Countless tropical danainines floated above the heads of visitors to Sungei Buloh Wetland Reserve last weekend, sipping from flowering trees, circling and chasing after each other, and drifting to a halt on twigs that lie just beyond reach. Some were blue glassy tigers, Ideopsis vulgaris, a stalwart of coastal woods and juvenile captive of entwining milkweeds that grow by tidal banks. Dark glassy tigers, Parantica agleoides, also joined this nymphalid melee, sailing through the understorey and sampling with buttery leisure the nectaries of a monsoonal outpouring.
The native vegetation by the welcome pond, now largely drained of its fluids and finned inhabitants, continue to provide nourishment to the reserve's friendlier phases. Common palmflies, whose caterpillars grow up amid the fronds of coconuts and other arecaceous trees, stain their probosces in the pulp of Melastoma bushes, which threaten to impinge upon the boardwalk that links the car park to the visitor centre. Sated, the satyrines rest on the broad leaves of simpoh ayer but seldom let their guard down, erupting swiftly when they sense untoward attention to circle the perimeter and alight on rather less tantalising blades.
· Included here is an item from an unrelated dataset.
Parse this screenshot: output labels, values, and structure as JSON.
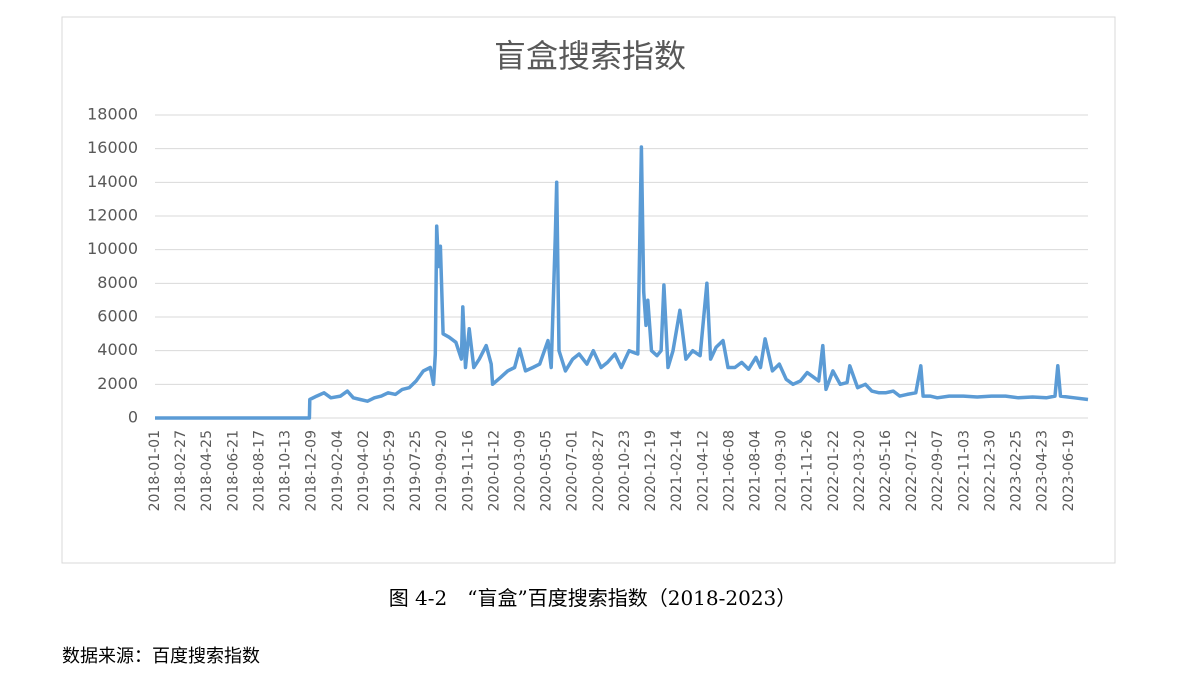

Dillenia suffruticosa, whose foliage also serves the diverse ablutionary needs of sunbirds, flowerpeckers and national servicemen, fuels the flight of pink-necked green pigeons, which shed caution during breakfast in a safe haven, inching their way to the terminal clusters of shrubs that overhang the water to rip out scarlet arils from unfolded fruit. Green crested lizards bask on the uppermost layers of dense groves, while bronzebacks, betrayed by eyes that sparkle in the shadows of a low canopy, slide up the branches with strong, silent grace.
In the mangroves beyond the bridge, Sumatran sunbeams dazzle with wings that resist the politics of colour, flitting at close quarters but never settling for more than a moment of fire. Deeper in the swamp, there is also a colony of studded sergeants, the largest local member of a genus of non-commissioned officers, each of which bears a distinct livery of dots, dashes and studs. A few individuals inevitably stray from their regiment in search of fresh assignments, and one such vagrant had winged its way to the gopura of a shrine to northern migrants, where it stood stiffly to attention on a platform of party green and paraded its uncommon rank to inferior beings who struggle on foot to pass the muster of a sailor in full command of its fleet.